Patrick Gaillard. On vous connaît surtout, ces derniers temps, pour votre drone Aarok, présenté au dernier salon du Bourget et dont le premier vol est imminent. Mais Turgis Gaillard est à l’origine un bureau d’étude qui a présenté de nombreux concepts innovants.

Dans un article publié dans Revue Défense Nationale en décembre 2024, vous avez évoqué la possibilité de développer, dans le cadre du programme SCAF, non pas un chasseur furtif comparable au F-22 (le NGF), mais plutôt un bombardier furtif semblable au B-21 américain. Selon vous, il s’agirait d’un excellent complément aux F-35, Eurofighter et Rafale déjà opérés par les membres du programme SCAF. Pouvez-vous revenir brièvement sur les avantages opérationnels du système AVF (Aile volante furtive) que vous théorisez ?

Tout d’abord, il faut bien préciser que l’article auquel vous faites référence est un exercice de prospective, une réflexion ouverte. Ce n’est ni un travail scientifique ni, naturellement, une ambition industrielle pour Turgis Gaillard ! Il m’a semblé utile de partager ces interrogations dans notre communauté, et de fait, c’est une contribution qui a donné lieu à de riches échanges !

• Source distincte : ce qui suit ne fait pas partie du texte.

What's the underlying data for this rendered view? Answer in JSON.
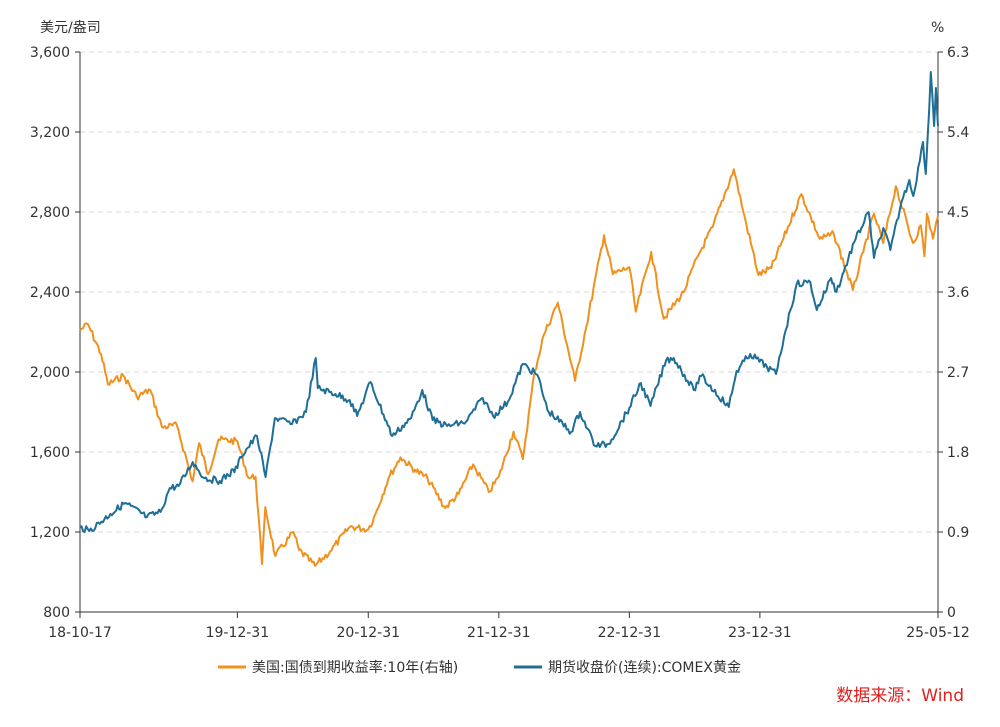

Pour en venir à votre question, commençons par les avantages opérationnels. La guerre aérospatiale contemporaine me semble se caractériser par trois faits technologiques majeurs : premièrement, la mise en réseau des aéronefs, et donc de leurs capteurs et de leurs missiles ; deuxièmement, la portée de plus en plus grande de ces capteurs et de ces missiles ; troisièmement, la furtivité.

Par ailleurs, la guerre aérospatiale est de plus en plus décisive pour le reste des engagements : c’est la supériorité aérienne, même locale, qui assure la liberté d’action et donne l’ascendant. Sans supériorité aérienne, on en vient très vite à l’imbrication des forces terrestres, et donc à un point d’équilibre fortifié qu’on appelle une tranchée. C’est ce qu’on voit en Ukraine.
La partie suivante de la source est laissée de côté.